Flow (FLOW) is a Layer-1 network that was founded in 2018 by Dapper Labs and its co-founders, Roham Gharegozlu, Dieter Shirley, and Mikhael Naayem. Flow launched in May 2020 and was designed for “a new generation of games, apps, and the digital assets that power them.” Flow was one of the first networks to implement account abstractions and user experience enhancements that made it easier for developers to onboard consumers. Today, Flow’s top applications include those based on world-class brands, such as NBA Top Shot and NFL All Day.
On Flow, developers use “Cadence,” Flow’s novel programming language. Flow’s most recent development took place in March when Flow activated a rolling protocol upgrade system on mainnet. This mechanism coordinates behavior changes at predetermined block heights, so nodes can verify compatibility and upgrade without interrupting block production. By eliminating most downtime, rolling upgrades strengthen network resilience, streamline future releases, and let developers ship improvements faster. The new system builds on earlier Height-Coordinated Upgrades and marks Flow’s first major step beyond the Crescendo release. In September 2024, Flow introduced Cadence 1.0 with the Crescendo upgrade, bringing EVM equivalence to Flow via a separate Flow EVM environment. Now, developers can use Solidity to build on Flow EVM with block times of 800 milliseconds. Furthermore, developers can tap into existing tools and liquidity across the EVM, while users experience sub-cent transaction fees.

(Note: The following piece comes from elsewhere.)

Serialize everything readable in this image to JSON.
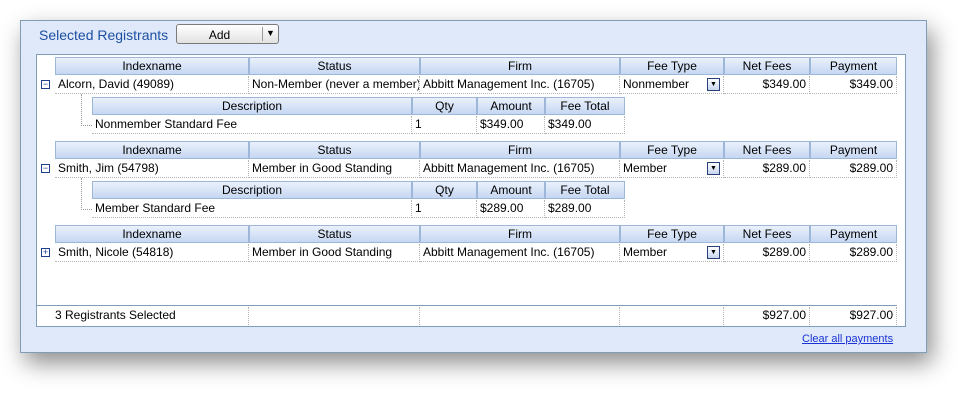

Flow has played a significant role in onboarding consumers into crypto by pioneering the ERC-721 token standard via CryptoKitties in 2017 and putting NFT collectibles into the mainstream via NBA Top Shot in 2021. Today, Flow continues to innovate and be a foundational part of the industry’s effort to bring new users into the space. For a full primer on Flow, refer to our Initiation of Coverage.
Website / X / Discord / Telegram
Key MetricsFLOW is the native token of Flow that is used (i) as the primary medium of exchange on Flow and (ii) for staking to facilitate various staking-related functions. In Q1 2025, FLOW’s price fell 45.2% QoQ to $0.38, its lowest close since Q3 2024. That pullback cut circulating market capitalization by 44.5% to about $0.6 billion, while circulating supply edged up 1.2% to 1.57 billion FLOW in line with the protocol’s weekly inflation schedule. FLOW’s circulating market cap ranking fell from 89th to 92nd.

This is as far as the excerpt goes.